In the context of the COVID-19 pandemic crisis, De Grauwe was also in favour of direct monetary financing of government spending by the European Central Bank.

== Selected publications ==
- "The limits of markets", Oxford: Oxford University Press, 2017.
- "Economics of Monetary Union" (Ed.), Oxford: Oxford University Press, 2012.
- "Animal spirits and monetary policy", Economic Theory, vol. 47, no. 2, 2011, pp. 423 – 442.
- "The Return of Keynes", International Finance, vol. 13, no. 1, 2010, pp. 157 – 163.
- "The Fragility of the Eurozone’s Institutions", Open Economies Review, vol. 21, no. 1, 2010, pp. 167 – 174.
- "What have we learnt about monetary integration since the Maastricht Treaty?", Journal of Common Market Studies, vol. 44, no. 4, 2006, pp. 711 – 730.
- "Prospects for monetary unions after the Euro", Cambridge, MA: The MIT Press, 2005.

With others
- De Grauwe, P, & Ji, Y. (2013). "Panic-driven austerity in the Eurozone and its implications", Vox EU, Paper on voxeu.org, 21 February 2013.
- De Grauwe, P., & Kaltwasser, P. R. (2012). "The Exchange Rate in Behavioral Framework". In James, J., Marsh, I., & Sarno, L. (Eds.) The Handbook of Exchange Rates, Wiley.

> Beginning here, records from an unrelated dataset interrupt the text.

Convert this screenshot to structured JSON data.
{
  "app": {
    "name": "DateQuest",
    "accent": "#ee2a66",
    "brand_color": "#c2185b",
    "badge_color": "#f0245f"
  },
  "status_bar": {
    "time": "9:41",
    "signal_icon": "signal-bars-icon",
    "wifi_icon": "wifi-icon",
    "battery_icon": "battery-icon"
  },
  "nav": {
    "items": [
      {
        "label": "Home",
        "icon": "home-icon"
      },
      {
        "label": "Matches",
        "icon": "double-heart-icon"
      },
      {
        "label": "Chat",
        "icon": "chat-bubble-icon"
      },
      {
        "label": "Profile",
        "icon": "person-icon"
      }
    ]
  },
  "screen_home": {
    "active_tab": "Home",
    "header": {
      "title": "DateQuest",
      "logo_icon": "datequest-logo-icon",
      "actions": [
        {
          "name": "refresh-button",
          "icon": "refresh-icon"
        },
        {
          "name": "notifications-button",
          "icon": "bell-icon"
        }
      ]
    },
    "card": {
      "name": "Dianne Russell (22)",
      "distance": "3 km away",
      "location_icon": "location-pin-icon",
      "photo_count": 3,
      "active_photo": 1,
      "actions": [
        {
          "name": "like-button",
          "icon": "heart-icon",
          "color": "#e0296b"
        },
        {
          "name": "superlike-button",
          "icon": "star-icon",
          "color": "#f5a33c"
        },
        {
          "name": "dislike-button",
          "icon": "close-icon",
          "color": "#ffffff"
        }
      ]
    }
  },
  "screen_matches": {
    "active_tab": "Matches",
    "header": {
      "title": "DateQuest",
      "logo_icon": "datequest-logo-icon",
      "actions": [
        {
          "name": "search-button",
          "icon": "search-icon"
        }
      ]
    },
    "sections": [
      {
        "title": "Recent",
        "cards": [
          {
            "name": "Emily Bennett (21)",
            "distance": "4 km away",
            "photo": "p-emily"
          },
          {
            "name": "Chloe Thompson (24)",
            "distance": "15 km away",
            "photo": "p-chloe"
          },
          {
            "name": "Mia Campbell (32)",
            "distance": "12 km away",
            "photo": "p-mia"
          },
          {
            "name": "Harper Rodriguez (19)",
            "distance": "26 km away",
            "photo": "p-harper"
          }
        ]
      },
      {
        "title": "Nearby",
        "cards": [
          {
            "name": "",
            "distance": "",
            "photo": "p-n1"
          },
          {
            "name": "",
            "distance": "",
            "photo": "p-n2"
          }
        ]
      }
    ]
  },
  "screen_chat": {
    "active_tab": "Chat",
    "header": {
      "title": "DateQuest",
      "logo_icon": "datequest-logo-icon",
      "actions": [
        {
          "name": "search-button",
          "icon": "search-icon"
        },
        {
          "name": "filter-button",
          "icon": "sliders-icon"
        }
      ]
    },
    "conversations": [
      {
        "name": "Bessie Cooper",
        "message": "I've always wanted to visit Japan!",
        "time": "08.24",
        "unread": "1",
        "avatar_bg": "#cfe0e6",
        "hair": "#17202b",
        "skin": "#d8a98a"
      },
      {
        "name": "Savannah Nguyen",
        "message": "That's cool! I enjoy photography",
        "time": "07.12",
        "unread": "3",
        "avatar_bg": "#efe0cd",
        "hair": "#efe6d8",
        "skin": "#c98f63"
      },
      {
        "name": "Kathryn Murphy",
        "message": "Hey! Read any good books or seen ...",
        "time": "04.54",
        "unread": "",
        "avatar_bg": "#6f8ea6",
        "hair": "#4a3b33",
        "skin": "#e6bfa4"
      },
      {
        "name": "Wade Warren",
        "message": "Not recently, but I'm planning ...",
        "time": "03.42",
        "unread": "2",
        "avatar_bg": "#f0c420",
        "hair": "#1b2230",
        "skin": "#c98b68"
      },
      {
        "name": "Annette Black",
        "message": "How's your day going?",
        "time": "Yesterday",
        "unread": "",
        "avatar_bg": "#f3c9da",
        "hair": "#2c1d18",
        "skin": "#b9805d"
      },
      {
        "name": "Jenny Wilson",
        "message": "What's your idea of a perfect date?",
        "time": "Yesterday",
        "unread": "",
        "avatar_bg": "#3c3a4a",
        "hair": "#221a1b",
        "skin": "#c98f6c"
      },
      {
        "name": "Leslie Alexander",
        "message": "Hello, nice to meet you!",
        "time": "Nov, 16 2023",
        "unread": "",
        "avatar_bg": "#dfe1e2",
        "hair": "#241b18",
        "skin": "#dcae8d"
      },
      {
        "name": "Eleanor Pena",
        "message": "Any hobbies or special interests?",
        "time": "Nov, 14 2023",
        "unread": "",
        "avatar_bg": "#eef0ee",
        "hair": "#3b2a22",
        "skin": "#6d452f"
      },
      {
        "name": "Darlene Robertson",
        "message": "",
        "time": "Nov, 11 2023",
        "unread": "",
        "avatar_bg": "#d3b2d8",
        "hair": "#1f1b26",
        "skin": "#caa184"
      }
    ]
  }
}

- Altavilla C., & De Grauwe, P. (2010). "Non-Linearities in the Relation Between the Exchange Rate and the Fundamentals", International Research Journal of Finance and Economics, vol. 15, pp. 1 – 21.

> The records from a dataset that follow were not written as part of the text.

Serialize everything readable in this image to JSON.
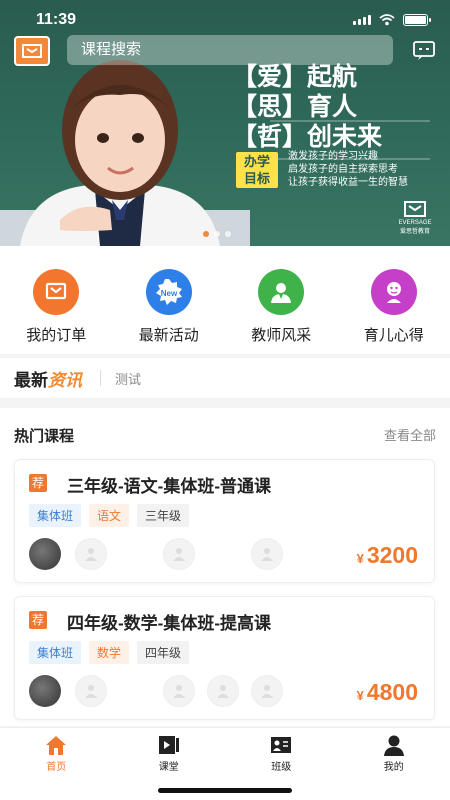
{
  "status_bar": {
    "time": "11:39"
  },
  "header": {
    "search_placeholder": "课程搜索"
  },
  "banner": {
    "slogan_lines": [
      "【爱】起航",
      "【思】育人",
      "【哲】创未来"
    ],
    "badge": [
      "办学",
      "目标"
    ],
    "sub_lines": [
      "激发孩子的学习兴趣",
      "启发孩子的自主探索思考",
      "让孩子获得收益一生的智慧"
    ],
    "corner_logo": "EVERSAGE 爱思哲教育"
  },
  "quick_menu": [
    {
      "label": "我的订单",
      "icon": "order-icon",
      "color": "#f2762e"
    },
    {
      "label": "最新活动",
      "icon": "new-icon",
      "color": "#2f7fe8"
    },
    {
      "label": "教师风采",
      "icon": "teacher-icon",
      "color": "#3fb34a"
    },
    {
      "label": "育儿心得",
      "icon": "parenting-icon",
      "color": "#c63fc9"
    }
  ],
  "news": {
    "title_a": "最新",
    "title_b": "资讯",
    "item": "测试"
  },
  "hot_courses": {
    "title": "热门课程",
    "more": "查看全部",
    "cards": [
      {
        "badge": "荐",
        "title": "三年级-语文-集体班-普通课",
        "tags": [
          "集体班",
          "语文",
          "三年级"
        ],
        "currency": "¥",
        "price": "3200"
      },
      {
        "badge": "荐",
        "title": "四年级-数学-集体班-提高课",
        "tags": [
          "集体班",
          "数学",
          "四年级"
        ],
        "currency": "¥",
        "price": "4800"
      }
    ]
  },
  "tabbar": [
    {
      "label": "首页",
      "icon": "home-icon"
    },
    {
      "label": "课堂",
      "icon": "classroom-icon"
    },
    {
      "label": "班级",
      "icon": "class-icon"
    },
    {
      "label": "我的",
      "icon": "profile-icon"
    }
  ],
  "colors": {
    "accent": "#f0782e",
    "banner": "#2f6a5a"
  }
}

- De Grauwe, P., Moesen, W. (2009). "Gains for all: a proposal for a common euro bond", Intereconomics, vol. 33, no. 3, pp. 132 – 141.
- De Grauwe, P., & Senegas, M. (2006). "Monetary policy design and transmission asymmetry in EMU: Does uncertainty matter?", European journal of political economy, vol. 22, no. 4, pp. 787 – 808.
- De Grauwe, P., & Zhang, Z. (2006). "Introduction: Monetary and economic integration in the East Asian region", World economy, vol. 29, no. 12, pp. 1643 – 1647.
- Aksoy, Y., De Grauwe, P., & Dewachter, H. (2002). "Do asymmetries matter for European monetary policy?", European Economic Review, vol. 46, no. 3, pp. 443 – 469.